Rockery Wall Law Suit
The Association Attorney was present at the meeting to address the “Alleged Violation of NRS 116.31088” complaint. The complaint being that the Board did not have the authority to move forward with the Rockery Wall Law Suit because they had not received a majority vote from all allocated homeowners. No written legal opinion was offered, only a discussion by the Attorney who defended the decision to proceed by stating the Board was acting in good faith given that the returned ballots were overwhelming in favor of ratifying the action. Further that the NRS 116.31088 statute was poorly written and if one considered the “four corners of the statute” different interpretations could evolve. He did not put forth any other statute as a basis for continuing the law suit.
There were those in attendance who voiced disagreement with his opinion. He respected this and advised that one could always seek redress via the courts or other means (e.g., thru the Nevada Real Estate Division’s Ombudsman). In response to a homeowner comment he took exception to any monetary benefit being a motive for his support of moving forward with the law suit. Also, that he did not consider non-returned ballots as representing a no vote. This appears to “fly in the face of” a statement from the Homeowner Information Meeting, wherein upon encouraging one to vote, that an abstention was essentially the same as a no vote. Also, notably missing from the Attorney’s defense of the decision to proceed, was any quotation from the statute where one could interpret ratification as being anything other than a majority vote of allocated homeowners. To quote the statute:
“To protect the health, safety and welfare of the members of the association. If a civil action is commenced pursuant to this paragraph without the required vote or agreement, the action must be ratified within 90 days after the commencement of the action by a vote or written agreement of the owners of the units to which at least a majority of votes of the members of the association are allocated. If the association, after making a good faith effort, cannot obtain the required vote or agreement to commence or ratify such a civil action, the association may thereafter seek to dismiss the action without prejudice for that reason only if a vote or written agreement of the owners of the units to which at least a majority of votes of the members of the association are allocated was obtained at the time the approval to commence or ratify the action was sought”.
Clearly the last sentence is a little confusing, but there is no reference to anything other than: “at least a majority of votes of the members of the association” as being a basis for ratification.

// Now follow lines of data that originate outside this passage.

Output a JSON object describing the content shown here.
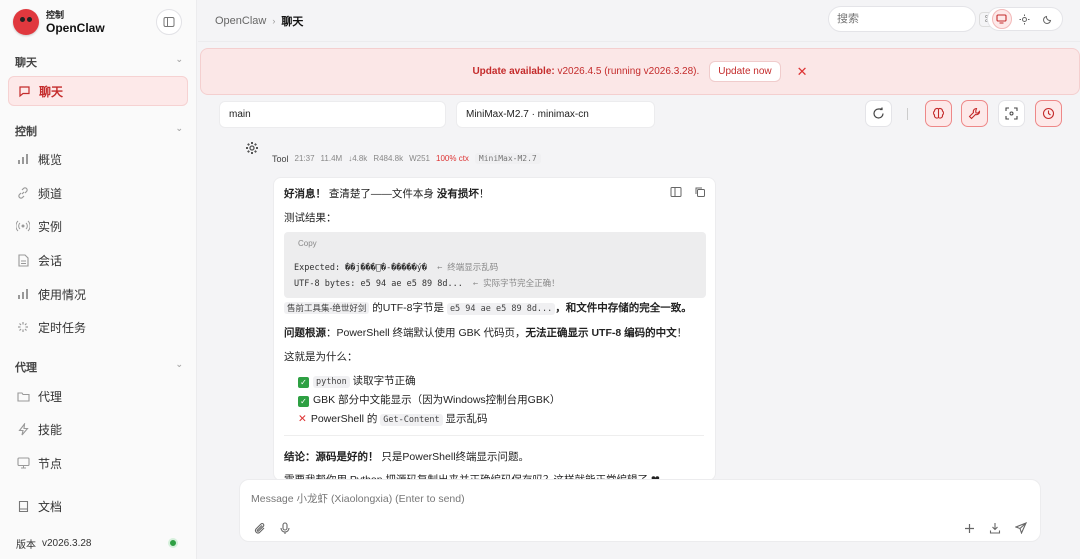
{
  "brand": {
    "sub": "控制",
    "name": "OpenClaw"
  },
  "sidebar": {
    "sections": [
      {
        "label": "聊天"
      },
      {
        "label": "控制"
      },
      {
        "label": "代理"
      }
    ],
    "items": [
      {
        "label": "聊天",
        "icon": "chat-icon",
        "active": true
      },
      {
        "label": "概览",
        "icon": "bar-chart-icon"
      },
      {
        "label": "频道",
        "icon": "link-icon"
      },
      {
        "label": "实例",
        "icon": "radio-icon"
      },
      {
        "label": "会话",
        "icon": "document-icon"
      },
      {
        "label": "使用情况",
        "icon": "bar-chart-icon"
      },
      {
        "label": "定时任务",
        "icon": "loader-icon"
      },
      {
        "label": "代理",
        "icon": "folder-icon"
      },
      {
        "label": "技能",
        "icon": "zap-icon"
      },
      {
        "label": "节点",
        "icon": "monitor-icon"
      },
      {
        "label": "文档",
        "icon": "book-icon"
      }
    ],
    "version_label": "版本",
    "version": "v2026.3.28",
    "status_color": "#2ea043"
  },
  "header": {
    "breadcrumb": [
      "OpenClaw",
      "聊天"
    ],
    "search_placeholder": "搜索",
    "search_kbd": "⌘K"
  },
  "banner": {
    "title": "Update available:",
    "detail": " v2026.4.5 (running v2026.3.28).",
    "button": "Update now"
  },
  "selectors": {
    "session": "main",
    "model": "MiniMax-M2.7 · minimax-cn"
  },
  "message": {
    "role": "Tool",
    "time": "21:37",
    "meta": [
      "11.4M",
      "↓4.8k",
      "R484.8k",
      "W251"
    ],
    "ctx": "100% ctx",
    "model": "MiniMax-M2.7",
    "line1_bold": "好消息！",
    "line1_text": " 查清楚了——文件本身 ",
    "line1_bold2": "没有损坏",
    "line1_end": "！",
    "line2": "测试结果：",
    "code": {
      "copy": "Copy",
      "l1": "Expected: ��j���\u0000�-�����ý�",
      "l1c": "← 终端显示乱码",
      "l2": "UTF-8 bytes: e5 94 ae e5 89 8d...",
      "l2c": "← 实际字节完全正确！"
    },
    "line3_code": "售前工具集-绝世好剑",
    "line3_mid": " 的UTF-8字节是 ",
    "line3_code2": "e5 94 ae e5 89 8d...",
    "line3_bold": "，和文件中存储的完全一致。",
    "line4_bold": "问题根源",
    "line4_text": "：PowerShell 终端默认使用 GBK 代码页，",
    "line4_bold2": "无法正确显示 UTF-8 编码的中文",
    "line4_end": "！",
    "line5": "这就是为什么：",
    "b1_code": "python",
    "b1_text": " 读取字节正确",
    "b2_text": "GBK 部分中文能显示（因为Windows控制台用GBK）",
    "b3_pre": "PowerShell 的 ",
    "b3_code": "Get-Content",
    "b3_text": " 显示乱码",
    "line6_bold": "结论：源码是好的！",
    "line6_text": " 只是PowerShell终端显示问题。",
    "line7": "需要我帮你用 Python 把源码复制出来并正确编码保存吗？这样就能正常编辑了 ❤"
  },
  "composer": {
    "placeholder": "Message 小龙虾 (Xiaolongxia) (Enter to send)"
  }
}
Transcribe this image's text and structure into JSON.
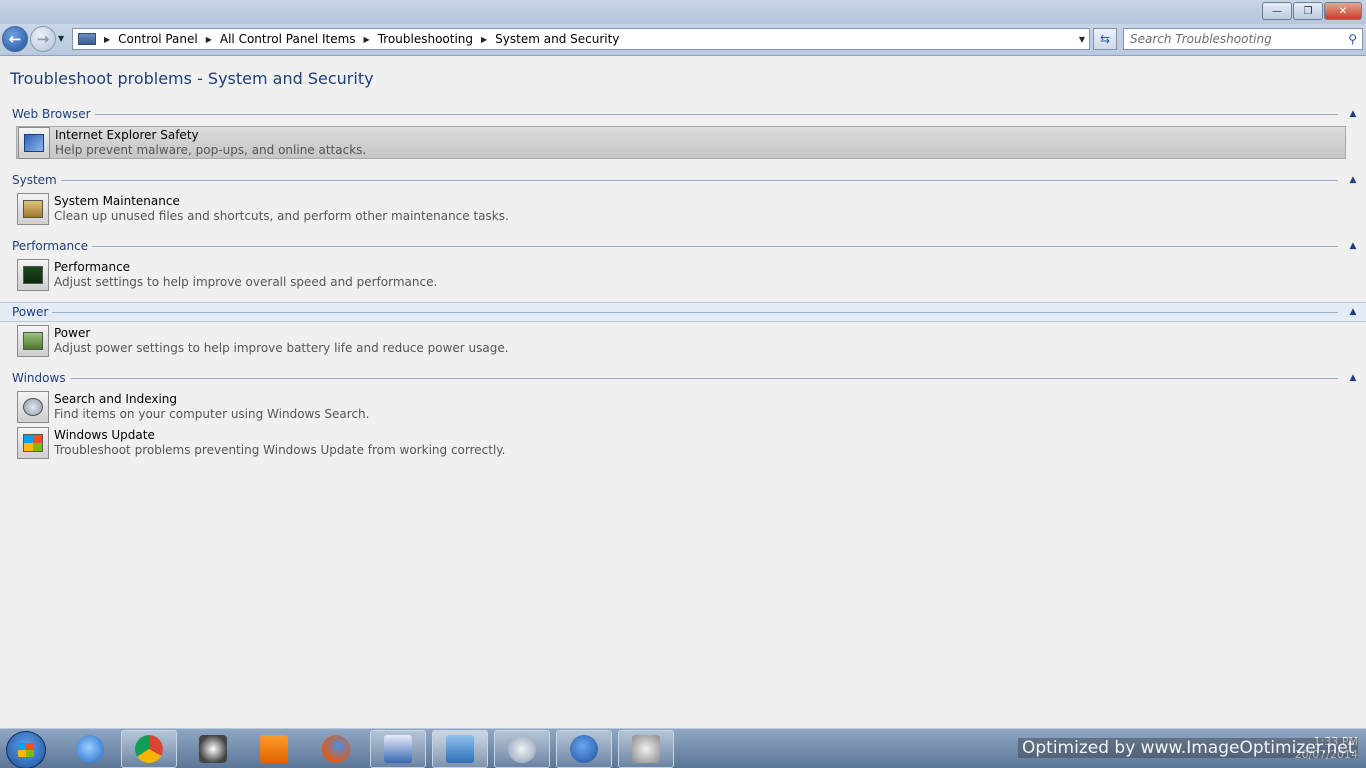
{
  "window": {
    "minimize": "—",
    "maximize": "❐",
    "close": "✕"
  },
  "nav": {
    "breadcrumbs": [
      "Control Panel",
      "All Control Panel Items",
      "Troubleshooting",
      "System and Security"
    ],
    "search_placeholder": "Search Troubleshooting"
  },
  "page": {
    "title": "Troubleshoot problems - System and Security"
  },
  "groups": [
    {
      "name": "Web Browser",
      "items": [
        {
          "title": "Internet Explorer Safety",
          "desc": "Help prevent malware, pop-ups, and online attacks.",
          "icon": "shield-icon"
        }
      ]
    },
    {
      "name": "System",
      "items": [
        {
          "title": "System Maintenance",
          "desc": "Clean up unused files and shortcuts, and perform other maintenance tasks.",
          "icon": "maintenance-icon"
        }
      ]
    },
    {
      "name": "Performance",
      "items": [
        {
          "title": "Performance",
          "desc": "Adjust settings to help improve overall speed and performance.",
          "icon": "performance-monitor-icon"
        }
      ]
    },
    {
      "name": "Power",
      "items": [
        {
          "title": "Power",
          "desc": "Adjust power settings to help improve battery life and reduce power usage.",
          "icon": "power-icon"
        }
      ]
    },
    {
      "name": "Windows",
      "items": [
        {
          "title": "Search and Indexing",
          "desc": "Find items on your computer using Windows Search.",
          "icon": "search-indexing-icon"
        },
        {
          "title": "Windows Update",
          "desc": "Troubleshoot problems preventing Windows Update from working correctly.",
          "icon": "windows-update-icon"
        }
      ]
    }
  ],
  "taskbar": {
    "apps": [
      "internet-explorer-icon",
      "chrome-icon",
      "network-icon",
      "vlc-icon",
      "firefox-icon",
      "word-icon",
      "control-panel-icon",
      "troubleshooting-icon",
      "help-icon",
      "search-indexing-icon"
    ],
    "clock": "1:33 PM",
    "date": "20/07/2014"
  },
  "watermark": "Optimized by www.ImageOptimizer.net",
  "colors": {
    "accent": "#1e3f7a",
    "selected_row": "#c6c6c6",
    "taskbar": "#6d86a6"
  }
}
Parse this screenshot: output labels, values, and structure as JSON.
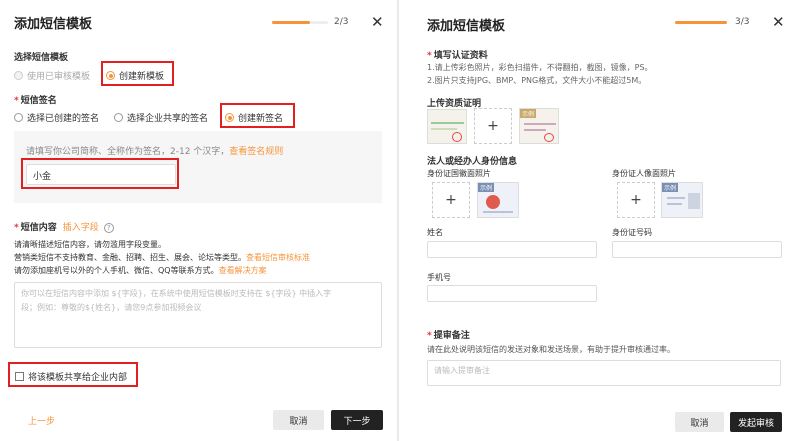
{
  "left": {
    "title": "添加短信模板",
    "step": "2/3",
    "progress": 0.67,
    "close_icon": "close-icon",
    "template_section_label": "选择短信模板",
    "template_options": [
      "使用已审核模板",
      "创建新模板"
    ],
    "signature_label": "短信签名",
    "signature_options": [
      "选择已创建的签名",
      "选择企业共享的签名",
      "创建新签名"
    ],
    "signature_hint": "请填写你公司简称、全称作为签名，2-12 个汉字，",
    "signature_hint_link": "查看签名规则",
    "signature_value": "小金",
    "content_label": "短信内容",
    "insert_field": "插入字段",
    "help_icon": "help-icon",
    "notice_line1": "请清晰描述短信内容，请勿滥用字段变量。",
    "notice_line2": "营销类短信不支持教育、金融、招聘、招生、展会、论坛等类型。",
    "notice_line2_link": "查看短信审核标准",
    "notice_line3": "请勿添加座机号以外的个人手机、微信、QQ等联系方式。",
    "notice_line3_link": "查看解决方案",
    "content_placeholder_line1": "你可以在短信内容中添加 ${字段}，在系统中使用短信模板时支持在 ${字段} 中插入字",
    "content_placeholder_line2": "段；例如：尊敬的${姓名}，请您9点参加视频会议",
    "share_checkbox_label": "将该模板共享给企业内部",
    "prev_label": "上一步",
    "cancel_label": "取消",
    "next_label": "下一步"
  },
  "right": {
    "title": "添加短信模板",
    "step": "3/3",
    "progress": 1.0,
    "close_icon": "close-icon",
    "cert_label": "填写认证资料",
    "cert_line1": "1.请上传彩色照片，彩色扫描件，不得翻拍，截图，镜像，PS。",
    "cert_line2": "2.图片只支持JPG、BMP、PNG格式，文件大小不能超过5M。",
    "upload_cert_label": "上传资质证明",
    "sample_tag": "示例",
    "id_info_label": "法人或经办人身份信息",
    "id_front_label": "身份证国徽面照片",
    "id_back_label": "身份证人像面照片",
    "name_label": "姓名",
    "id_number_label": "身份证号码",
    "phone_label": "手机号",
    "remark_label": "提审备注",
    "remark_desc": "请在此处说明该短信的发送对象和发送场景，有助于提升审核通过率。",
    "remark_placeholder": "请输入提审备注",
    "cancel_label": "取消",
    "submit_label": "发起审核"
  }
}
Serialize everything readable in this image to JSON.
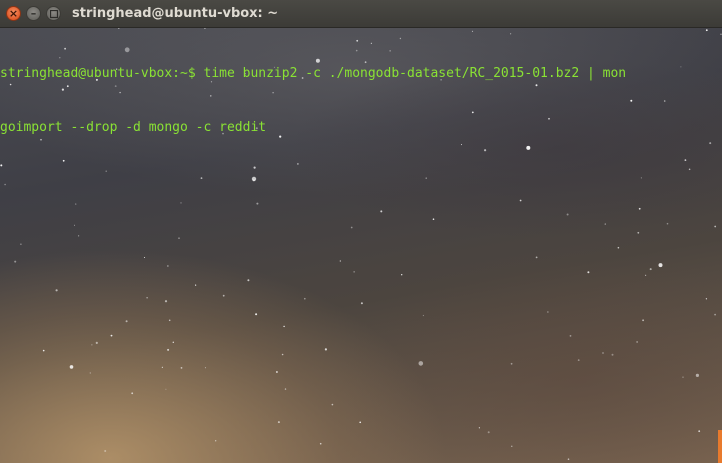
{
  "window": {
    "title": "stringhead@ubuntu-vbox: ~",
    "close_glyph": "×",
    "minimize_glyph": "–"
  },
  "terminal": {
    "lines": [
      "stringhead@ubuntu-vbox:~$ time bunzip2 -c ./mongodb-dataset/RC_2015-01.bz2 | mon",
      "goimport --drop -d mongo -c reddit"
    ]
  },
  "colors": {
    "prompt_text": "#8ae234",
    "close_button": "#e05a2a",
    "titlebar": "#3c3b37",
    "scroll_indicator": "#e87a2d"
  }
}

Additionally, in a previous (2012) SOA civil action against Moana Nursery, the above quoted majority vote was required and obtained.
Real Estate Sign Guidelines Approval ??
As stated above, the revised guidelines were declared approved by the Board President based on a 2 yes, 1 no and 1 abstain vote. However, it is questionable that an approval can be obtained via a 2:1:1 vote split. This based on Article III Section 3.10 of the SOA Bylaws which states:
“Sixty-six percent (66%) of the directors in office constitutes a quorum of the Board for the transaction of business except to adjourn as provided in Section 3.13. Every act or decision done or made by a majority of the directors present at a meeting duly held at which a quorum is present shall be regarded as an act of the Board”.
Four directors were present, which constitutes a quorum, and mathematically it would take three votes, not two, to constitute a majority. Since the 2 out of 4 does not represent a majority any action taken on this basis cannot therefore be considered as “an act of the Board”. Some may consider this as not being a “big deal” as regards the issue voted on, but the Board President is setting a dangerous precedent as regards future approvals for more costly or meaningful issues. This apparent violation of the Bylaws needs resolution before repeating.